TensorRT export#
In this tutorial, we’ll walk through the process of performing 8-bit quantization on a simple model using TensorRT and Aidge. The steps include:
exporting the model
modifying the test script for quantization
preparing calibration data
running the quantization and profile the quantized model
Furthermore, as shown in this image but not demonstrated in this tutorial, Aidge allows the user to:
Add custom operators via the plugin interface
Facilitate the transformation of user data into calibration data
0. Requirements for this tutorial#
To complete this tutorial, we hightly recommend following these requirements:
To have completed the Aidge 101 tutorial
To have installed the
aidge_export_tensorrt
module
In order to compile the export on your machine, please be sure to have one of these two conditions:
To have installed Docker (the export compilation chain is able to use docker)
To have installed the correct packages to support TensorRT 8.6
1. Exporting the model#
In this tutorial, we will export MobileNetV2, a lightweight convolutional neural network.
[1]:
!wget -c https://github.com/onnx/models/raw/main/validated/vision/classification/mobilenet/model/mobilenetv2-7.onnx
/usr/bin/sh: 1: wget: not found
For visualizing the model structure, we recommend using Netron. If you haven’t installed Netron yet, you can do so by executing the following command:
[2]:
# !pip install netron
Once installed, you can launch Netron to visualize the model:
[3]:
# import netron
# netron.start('mobilenetv2-7.onnx', 8080)
Then let’s export the model using the aidge_export_tensorrt
module.
[4]:
# First, be sure that any previous exports are removed
!rm -rf export_trt
[5]:
import aidge_export_tensorrt
# Generate export for your model
# This function takes as argument the name of the export folder
# and the onnx file or the graphview of your model
aidge_export_tensorrt.export("export_trt", "mobilenetv2-7.onnx")
Generating TensorRT export in export_trt.
---------------------------------------------------------------------------
FileNotFoundError Traceback (most recent call last)
Cell In[5], line 6
1 import aidge_export_tensorrt
3 # Generate export for your model
4 # This function takes as argument the name of the export folder
5 # and the onnx file or the graphview of your model
----> 6 aidge_export_tensorrt.export("export_trt", "mobilenetv2-7.onnx")
File /builds/eclipse/aidge/aidge/venv/lib/python3.10/site-packages/aidge_export_tensorrt/__init__.py:56, in export(export_folder, graphview, python_binding, trt_version)

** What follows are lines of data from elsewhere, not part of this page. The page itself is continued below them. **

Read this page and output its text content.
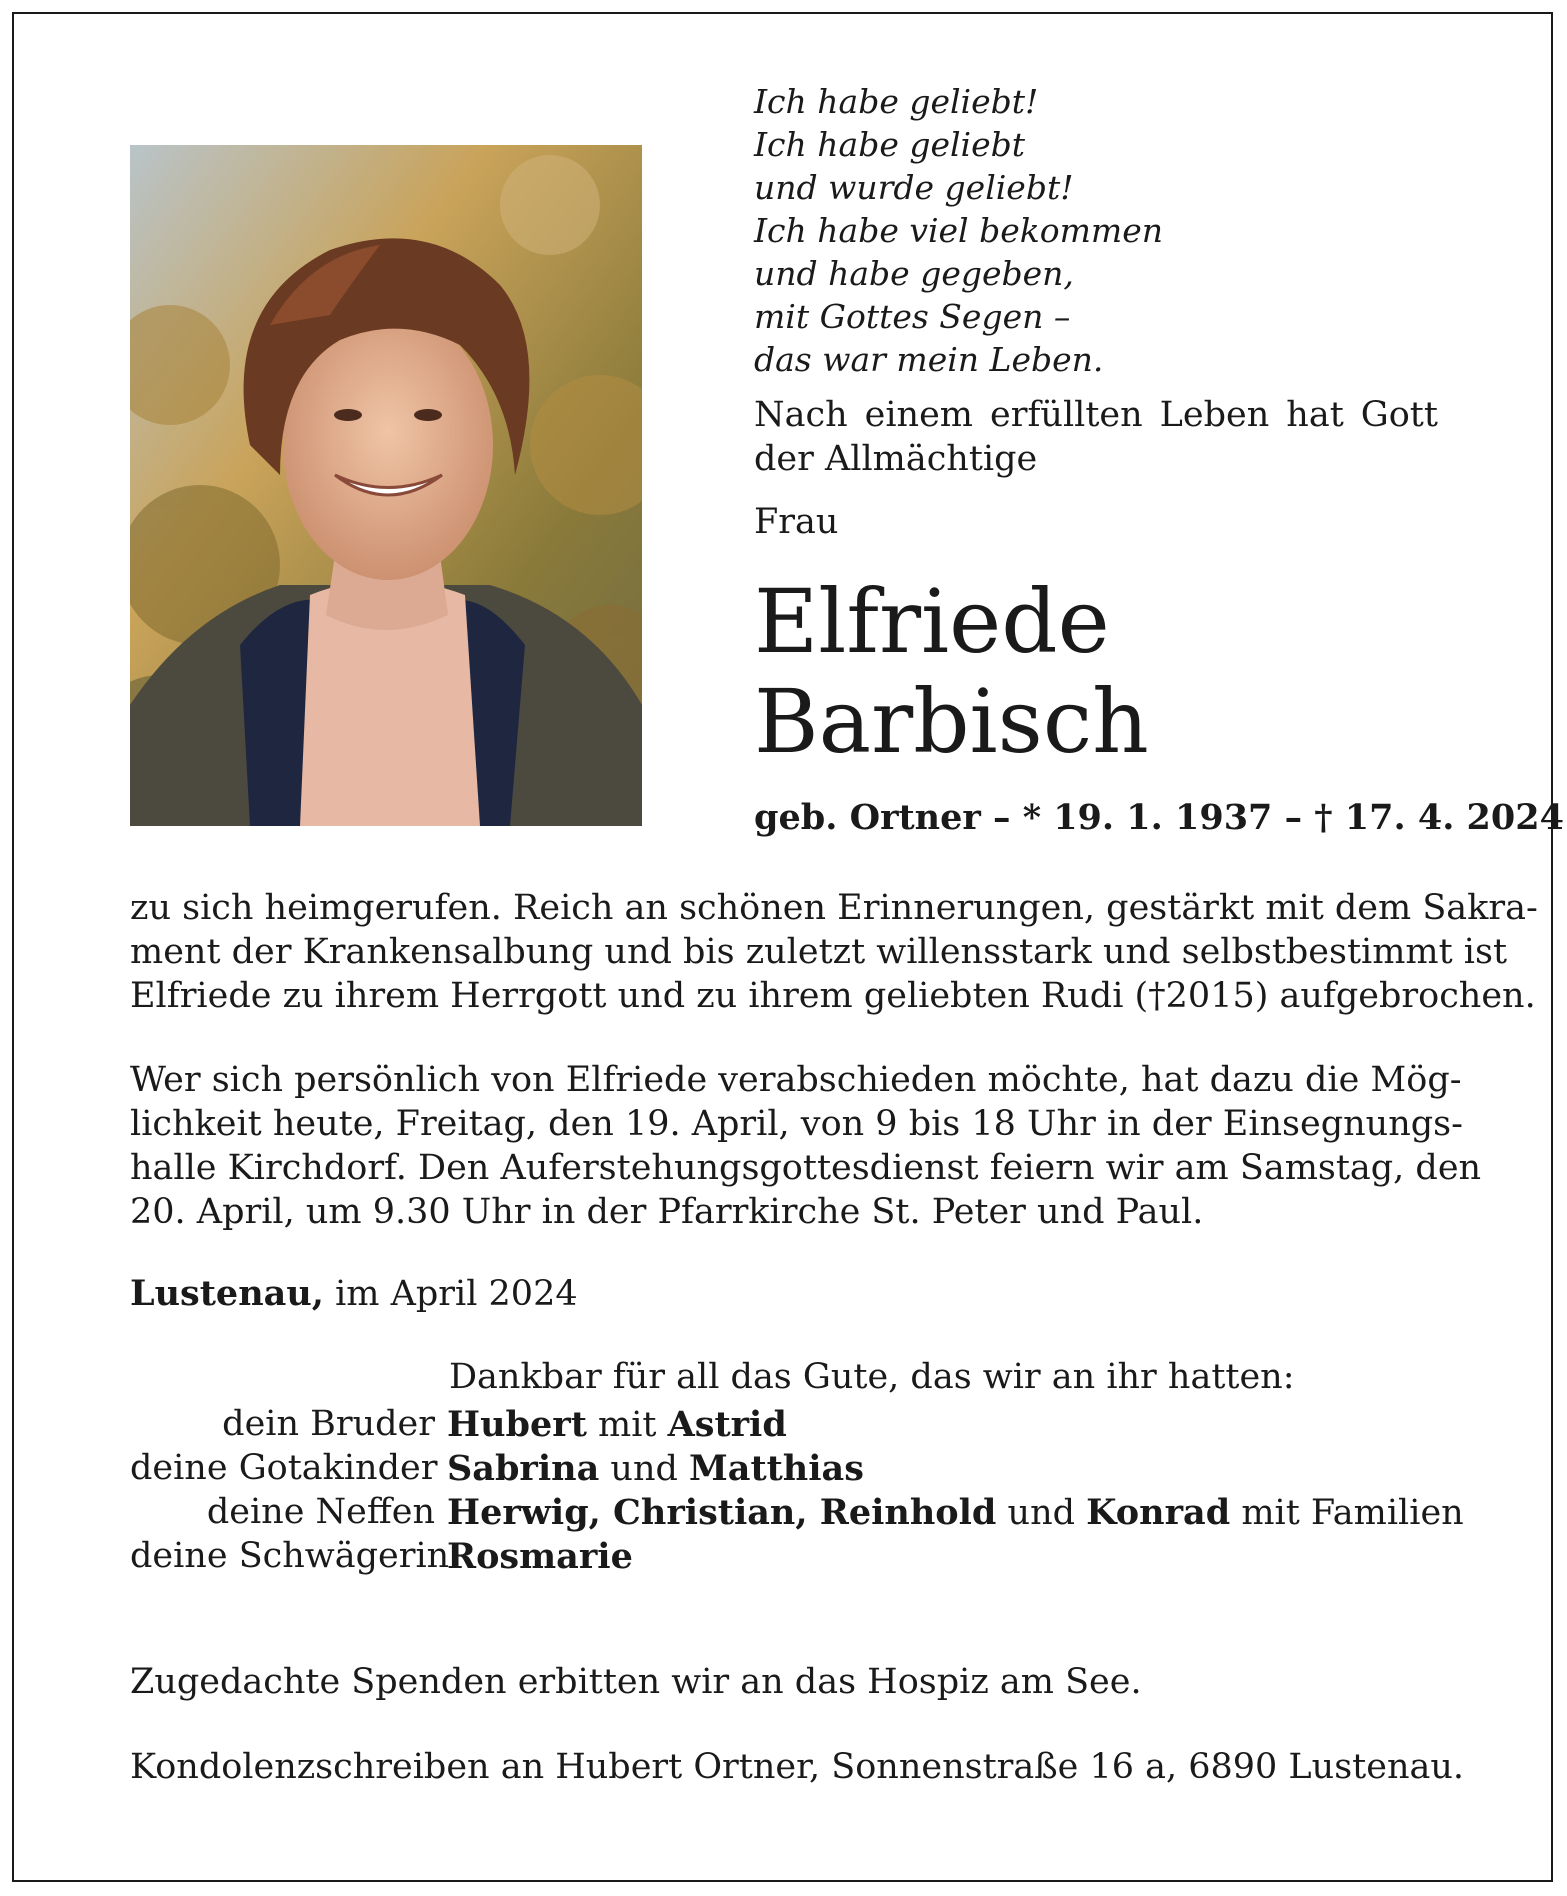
Ich habe geliebt!
Ich habe geliebt
und wurde geliebt!
Ich habe viel bekommen
und habe gegeben,
mit Gottes Segen –
das war mein Leben.
Nach einem erfüllten Leben hat Gott
der Allmächtige
Frau
Elfriede
Barbisch
geb. Ortner – * 19. 1. 1937 – † 17. 4. 2024
zu sich heimgerufen. Reich an schönen Erinnerungen, gestärkt mit dem Sakra-
ment der Krankensalbung und bis zuletzt willensstark und selbstbestimmt ist
Elfriede zu ihrem Herrgott und zu ihrem geliebten Rudi (†2015) aufgebrochen.
Wer sich persönlich von Elfriede verabschieden möchte, hat dazu die Mög-
lichkeit heute, Freitag, den 19. April, von 9 bis 18 Uhr in der Einsegnungs-
halle Kirchdorf. Den Auferstehungsgottesdienst feiern wir am Samstag, den
20. April, um 9.30 Uhr in der Pfarrkirche St. Peter und Paul.
Lustenau, im April 2024
Dankbar für all das Gute, das wir an ihr hatten:
dein Bruder Hubert mit Astrid
deine Gotakinder Sabrina und Matthias
deine Neffen Herwig, Christian, Reinhold und Konrad mit Familien
deine Schwägerin
Rosmarie
Zugedachte Spenden erbitten wir an das Hospiz am See.
Kondolenzschreiben an Hubert Ortner, Sonnenstraße 16 a, 6890 Lustenau.
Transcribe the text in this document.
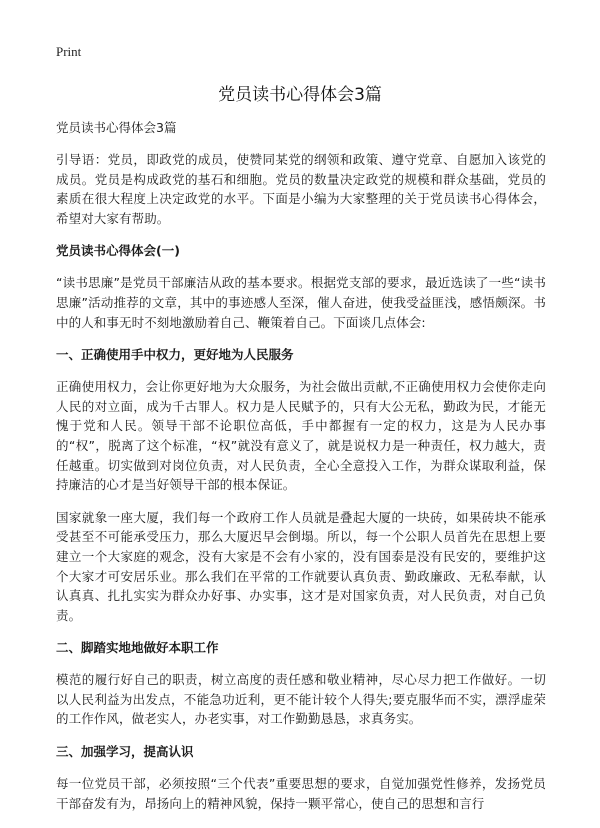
Print
党员读书心得体会3篇

党员读书心得体会3篇

引导语：党员，即政党的成员，使赞同某党的纲领和政策、遵守党章、自愿加入该党的成员。党员是构成政党的基石和细胞。党员的数量决定政党的规模和群众基础，党员的素质在很大程度上决定政党的水平。下面是小编为大家整理的关于党员读书心得体会，希望对大家有帮助。

党员读书心得体会(一)

“读书思廉”是党员干部廉洁从政的基本要求。根据党支部的要求，最近选读了一些“读书思廉”活动推荐的文章，其中的事迹感人至深，催人奋进，使我受益匪浅，感悟颇深。书中的人和事无时不刻地激励着自己、鞭策着自己。下面谈几点体会:

一、正确使用手中权力，更好地为人民服务

正确使用权力，会让你更好地为大众服务，为社会做出贡献,不正确使用权力会使你走向人民的对立面，成为千古罪人。权力是人民赋予的，只有大公无私，勤政为民，才能无愧于党和人民。领导干部不论职位高低，手中都握有一定的权力，这是为人民办事的“权”，脱离了这个标准，“权”就没有意义了，就是说权力是一种责任，权力越大，责任越重。切实做到对岗位负责，对人民负责，全心全意投入工作，为群众谋取利益，保持廉洁的心才是当好领导干部的根本保证。

国家就象一座大厦，我们每一个政府工作人员就是叠起大厦的一块砖，如果砖块不能承受甚至不可能承受压力，那么大厦迟早会倒塌。所以，每一个公职人员首先在思想上要建立一个大家庭的观念，没有大家是不会有小家的，没有国泰是没有民安的，要维护这个大家才可安居乐业。那么我们在平常的工作就要认真负责、勤政廉政、无私奉献，认认真真、扎扎实实为群众办好事、办实事，这才是对国家负责，对人民负责，对自己负责。

二、脚踏实地地做好本职工作

模范的履行好自己的职责，树立高度的责任感和敬业精神，尽心尽力把工作做好。一切以人民利益为出发点，不能急功近利，更不能计较个人得失;要克服华而不实，漂浮虚荣的工作作风，做老实人，办老实事，对工作勤勤恳恳，求真务实。

三、加强学习，提高认识

每一位党员干部，必须按照“三个代表”重要思想的要求，自觉加强党性修养，发扬党员干部奋发有为，昂扬向上的精神风貌，保持一颗平常心，使自己的思想和言行
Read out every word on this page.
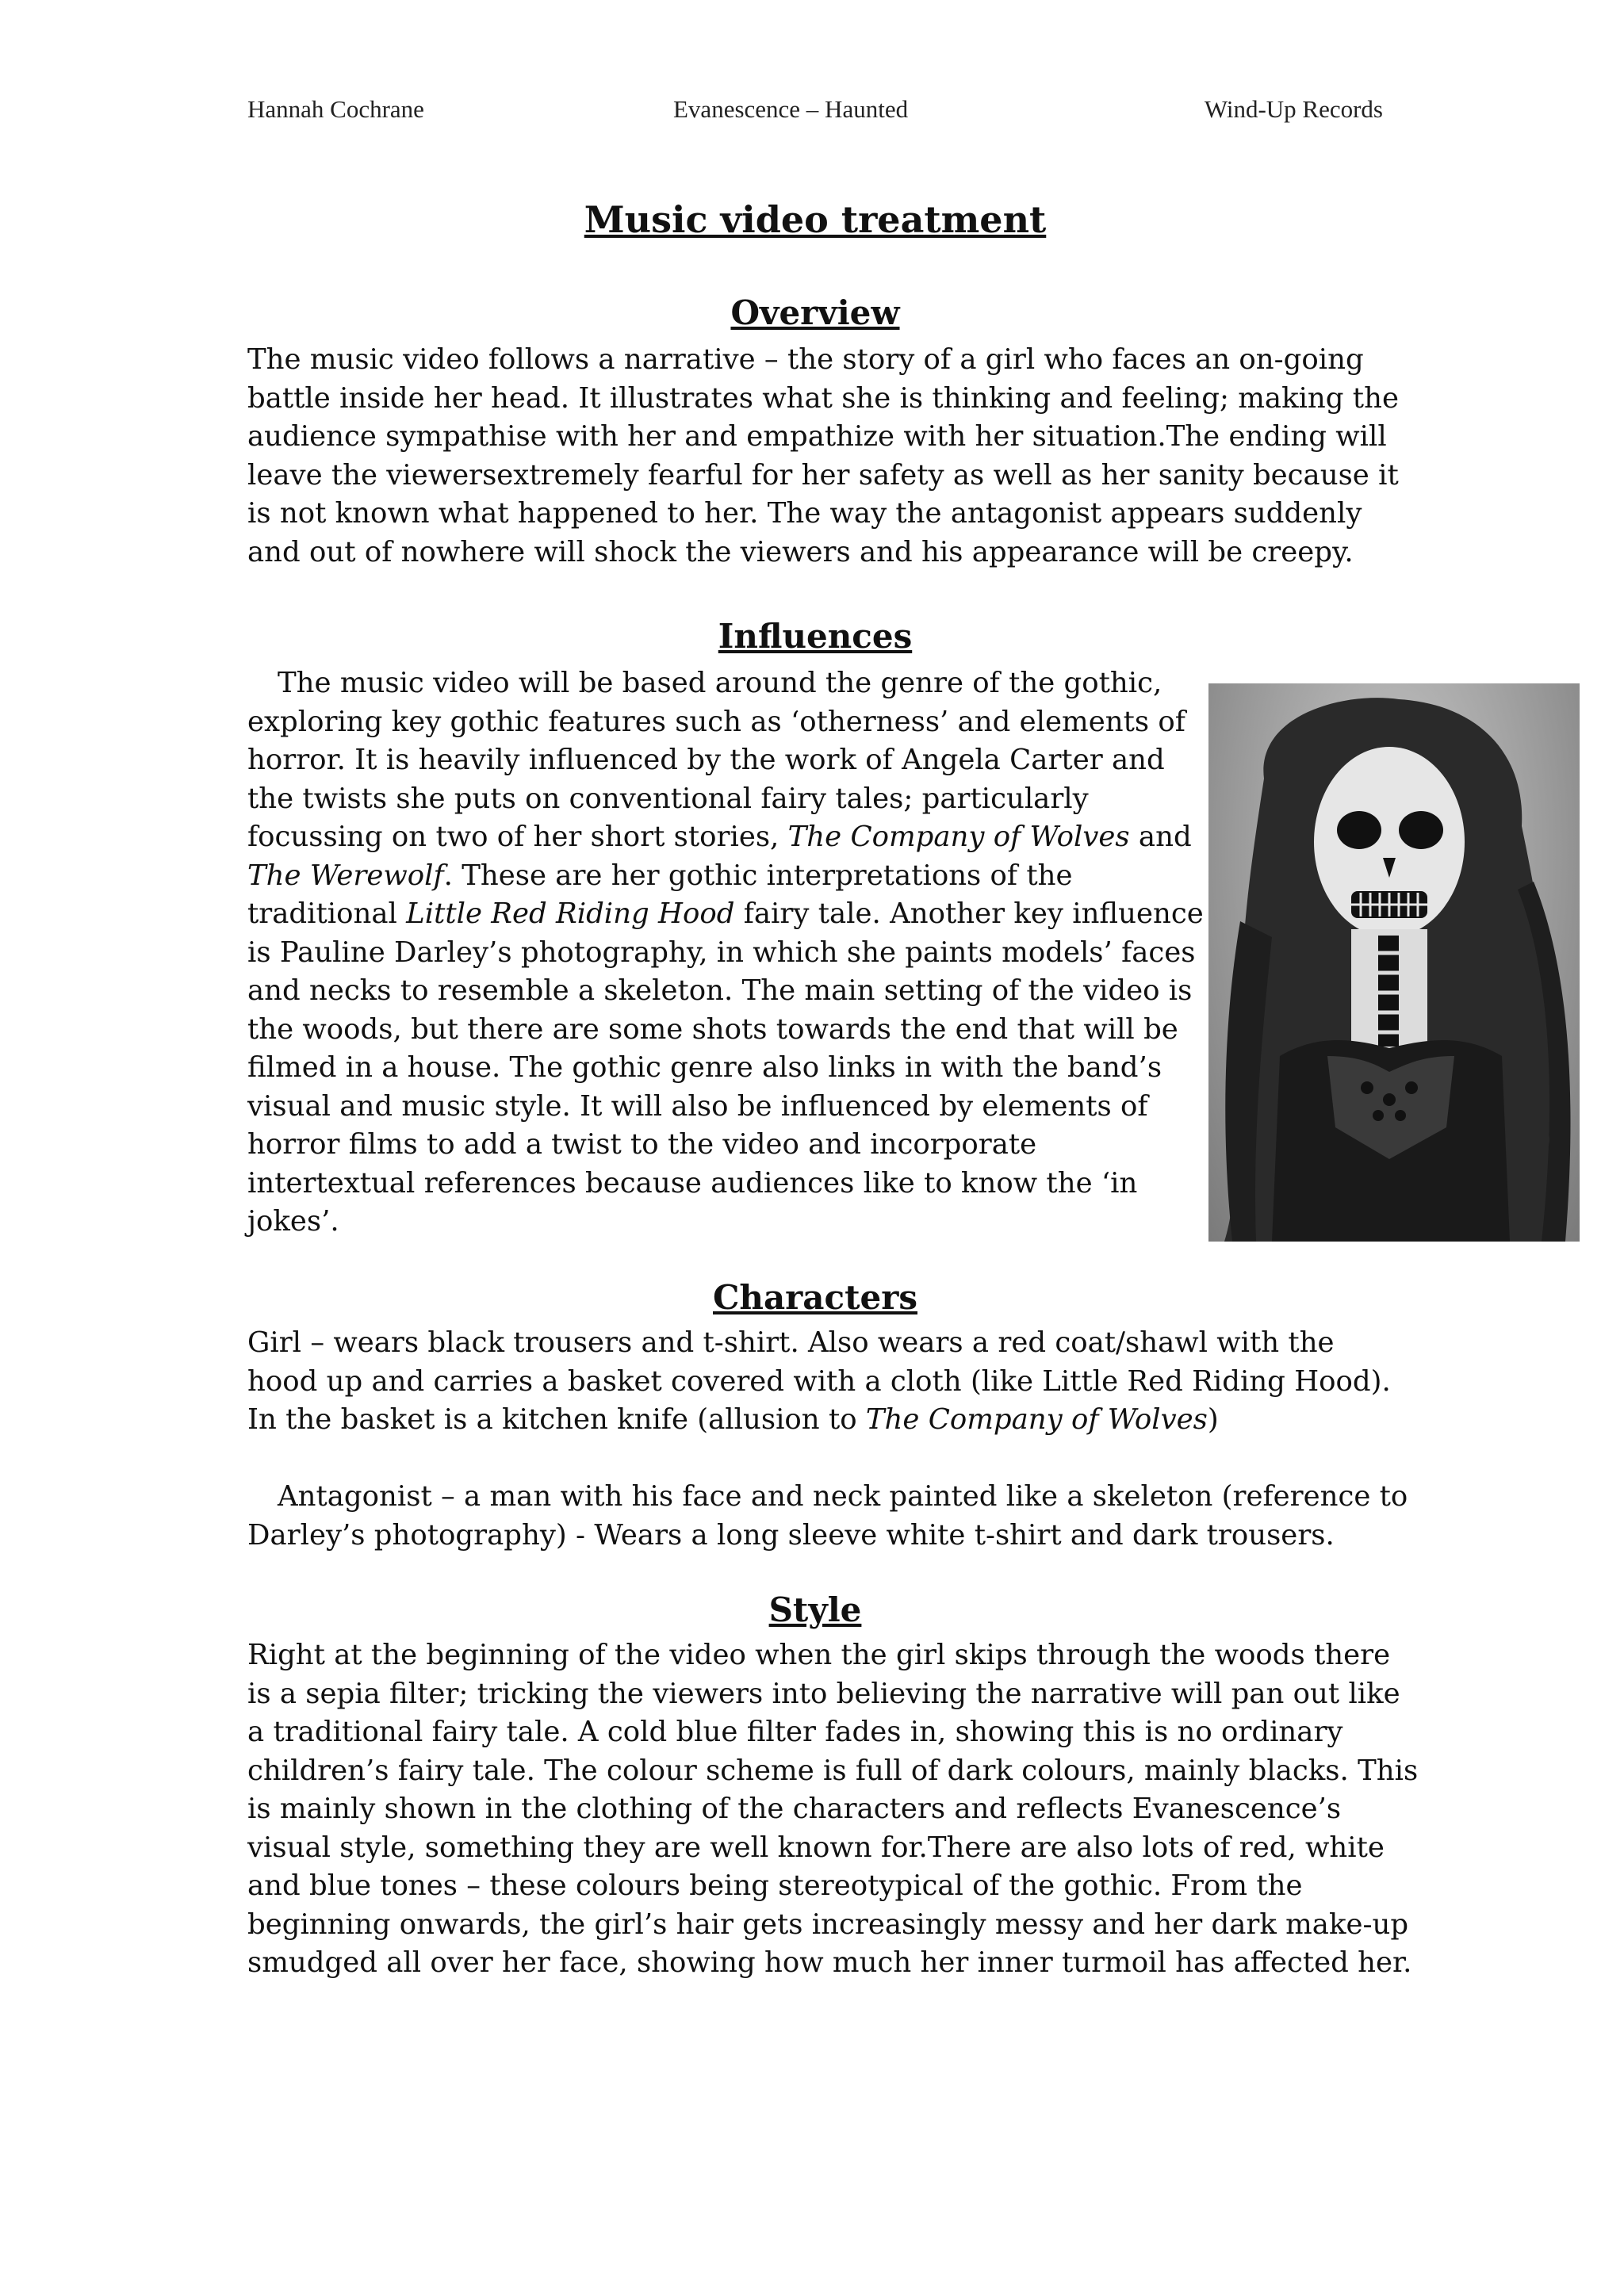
Hannah Cochrane	Evanescence – Haunted	Wind-Up Records
Music video treatment
Overview
The music video follows a narrative – the story of a girl who faces an on-going
battle inside her head. It illustrates what she is thinking and feeling; making the
audience sympathise with her and empathize with her situation.The ending will
leave the viewersextremely fearful for her safety as well as her sanity because it
is not known what happened to her. The way the antagonist appears suddenly
and out of nowhere will shock the viewers and his appearance will be creepy.
Influences
The music video will be based around the genre of the gothic,
exploring key gothic features such as ‘otherness’ and elements of
horror. It is heavily influenced by the work of Angela Carter and
the twists she puts on conventional fairy tales; particularly
focussing on two of her short stories, The Company of Wolves and
The Werewolf. These are her gothic interpretations of the
traditional Little Red Riding Hood fairy tale. Another key influence
is Pauline Darley’s photography, in which she paints models’ faces
and necks to resemble a skeleton. The main setting of the video is
the woods, but there are some shots towards the end that will be
filmed in a house. The gothic genre also links in with the band’s
visual and music style. It will also be influenced by elements of
horror films to add a twist to the video and incorporate
intertextual references because audiences like to know the ‘in
jokes’.
Characters
Girl – wears black trousers and t-shirt. Also wears a red coat/shawl with the
hood up and carries a basket covered with a cloth (like Little Red Riding Hood).
In the basket is a kitchen knife (allusion to The Company of Wolves)
Antagonist – a man with his face and neck painted like a skeleton (reference to
Darley’s photography) - Wears a long sleeve white t-shirt and dark trousers.
Style
Right at the beginning of the video when the girl skips through the woods there
is a sepia filter; tricking the viewers into believing the narrative will pan out like
a traditional fairy tale. A cold blue filter fades in, showing this is no ordinary
children’s fairy tale. The colour scheme is full of dark colours, mainly blacks. This
is mainly shown in the clothing of the characters and reflects Evanescence’s
visual style, something they are well known for.There are also lots of red, white
and blue tones – these colours being stereotypical of the gothic. From the
beginning onwards, the girl’s hair gets increasingly messy and her dark make-up
smudged all over her face, showing how much her inner turmoil has affected her.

54 elif isinstance(graphview, str):
55 if graphview.endswith(".onnx"):
---> 56 shutil.copy(graphview, export_folder)
57 # Rename onnx file to "model.onnx"
58 _, old_name = os.path.split(graphview)
File /usr/lib/python3.10/shutil.py:417, in copy(src, dst, follow_symlinks)
415 if os.path.isdir(dst):
416 dst = os.path.join(dst, os.path.basename(src))
--> 417 copyfile(src, dst, follow_symlinks=follow_symlinks)
418 copymode(src, dst, follow_symlinks=follow_symlinks)
419 return dst
File /usr/lib/python3.10/shutil.py:254, in copyfile(src, dst, follow_symlinks)
252 os.symlink(os.readlink(src), dst)
253 else:
--> 254 with open(src, 'rb') as fsrc:
255 try:
256 with open(dst, 'wb') as fdst:
257 # macOS
FileNotFoundError: [Errno 2] No such file or directory: 'mobilenetv2-7.onnx'
The export povides a Makefile with several options to use the export on your machine. You can generate a C++ export or a Python export.
You also have the possibility to compile the export or/and the Python library by using Docker if your host machine doesn’t have the correct packages. In this tutorial, we generate the Python library of the export and use it a Python script.
All of these options are resumed in the helper of the Makefile (run make help
in the export folder for more details).
[6]:
# Compile the export Python library by using docker
# and the Makefile provided in the export
!cd export_trt/ && make build_lib_python_docker
make[1]: Entering directory '/builds/eclipse/aidge/aidge/docs/source/Tutorial/export_trt'
make[1]: *** No rule to make target 'build_lib_python_docker'. Stop.
make[1]: Leaving directory '/builds/eclipse/aidge/aidge/docs/source/Tutorial/export_trt'
2. Modifying the test script for quantization#
Next, you have to modify test.py
by adding nb_bits=8
in the graph constructor and call model.calibrate()
.
calibrate()
can accept three arguments:
calibration_folder_path: to specify the path to your calibration folder
cache_file_path: to use your pre-built calibration cache
batch_size: to specify the batch size for calibration data
[7]:
%%writefile export_trt/test.py
"""Example test file for the TensorRT Python API."""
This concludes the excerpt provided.